On February 6, 1996, Rochlin performed an early version of his “Old Man in a Baseball Cap” script on stage at Highways. In his 20-minute monologue, Fred talked about growing up outside of Nogales, joining the Army Air Force after the Japanese bombed Pearl Harbor, and performing an emergency Caesarean section hours before going on a bombing run over Hungary. After returning, his crew would learn that they bombed the wrong target, effectively wiping out a city of innocents by accident. Rochlin’s performances were powerful, engaging, and generally very well received. Over the next few years, he performed “Old Man in a Baseball Cap” in Los Angeles, La Jolla, Louisville, Sacramento, Peterborough, Mamaroneck, Skokie, and Phoenix. He told stories about being shot down over Yugoslavia, parachuting into the middle of nowhere and having to walk out of the country to Italy on foot led by a Yugoslav partisan named Maruska. Rochlin’s performance at Sacramento’s “B” Street Theater on January 6, 1998 received a very favorable write-up from Bruce Weber at the New York Times, who called Rochlin’s monolog “ribald, adult, morally complex and occasionally starkly funny (“At 74, a New Life as a Spellbinder Haunted by War,” The New York Times, Arts in America section, January 22, 1998).”

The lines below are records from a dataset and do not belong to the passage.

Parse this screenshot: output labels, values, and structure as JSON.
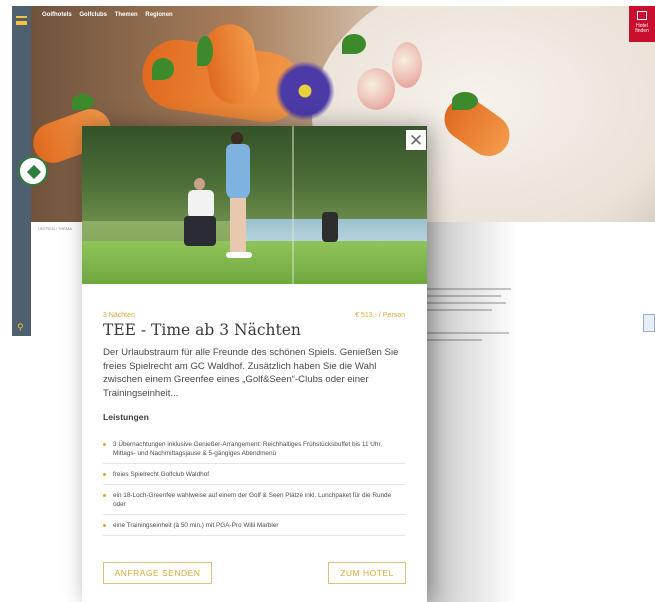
{
  "background": {
    "nav_items": [
      "Golfhotels",
      "Golfclubs",
      "Themen",
      "Regionen"
    ],
    "hotel_button_label": "Hotel finden",
    "breadcrumb": "UNTREN / THEMA"
  },
  "modal": {
    "nights_label": "3 Nächten",
    "price_label": "€ 513,- / Person",
    "title": "TEE - Time ab 3 Nächten",
    "description": "Der Urlaubstraum für alle Freunde des schönen Spiels. Genießen Sie freies Spielrecht am GC Waldhof. Zusätzlich haben Sie die Wahl zwischen einem Greenfee eines „Golf&Seen“-Clubs oder einer Trainingseinheit...",
    "services_title": "Leistungen",
    "services": [
      "3 Übernachtungen inklusive Genießer-Arrangement: Reichhaltiges Frühstücksbuffet bis 11 Uhr, Mittags- und Nachmittagsjause & 5-gängiges Abendmenü",
      "freies Spielrecht Golfclub Waldhof",
      "ein 18-Loch-Greenfee wahlweise auf einem der Golf & Seen Plätze inkl. Lunchpaket für die Runde oder",
      "eine Trainingseinheit (à 50 min.) mit PGA-Pro Willi Marbler"
    ],
    "inquiry_button": "ANFRAGE SENDEN",
    "hotel_button": "ZUM HOTEL",
    "close_symbol": "✕"
  },
  "colors": {
    "accent_gold": "#d9a93b",
    "sidebar": "#4e6070",
    "hotel_red": "#c8102e"
  },
  "icons": {
    "menu": "hamburger-menu-icon",
    "search": "search-icon",
    "close": "close-icon",
    "hotel": "hotel-house-icon",
    "bullet": "bullet-dot-icon"
  }
}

Achieving in a few years what most actors and writers can only hope to achieve during their lifetime, Rochlin secured a book deal with HarperCollins to turn his monologs into a collection of published memoirs. Throughout 1998, Rochlin worked on developing a manuscript of his memoirs and the book was published in early 1999. Despite the publication of his book and his hectic publicity schedule, Rochlin continued to perform “Old Man in a Baseball Cap” and attend writers’ workshops, like the Djerassi Resident Artists’ Program.
Harriet Rochlin has managed Fred’s papers and manuscripts since his death in 2002. The collection of papers, manuscripts, ephemera, and photographs has been processed and deposited at UCLA Library Special Collections, where it will be available to researchers. An online finding aid to the Fred Rochlin collection is forthcoming.
Further Reading & Listening
You can hear a fascinating and powerful interview of Fred Rochlin from This American Life, recorded in 1998 at the height of his career as a monologist. Rochlin was interviewed by his daughter, journalist Margy Rochlin, and he elaborates on some of his experiences in World War II and on being part of southern California’s art and theater world. In the candid interview, Margy learns some things about her father for the first time.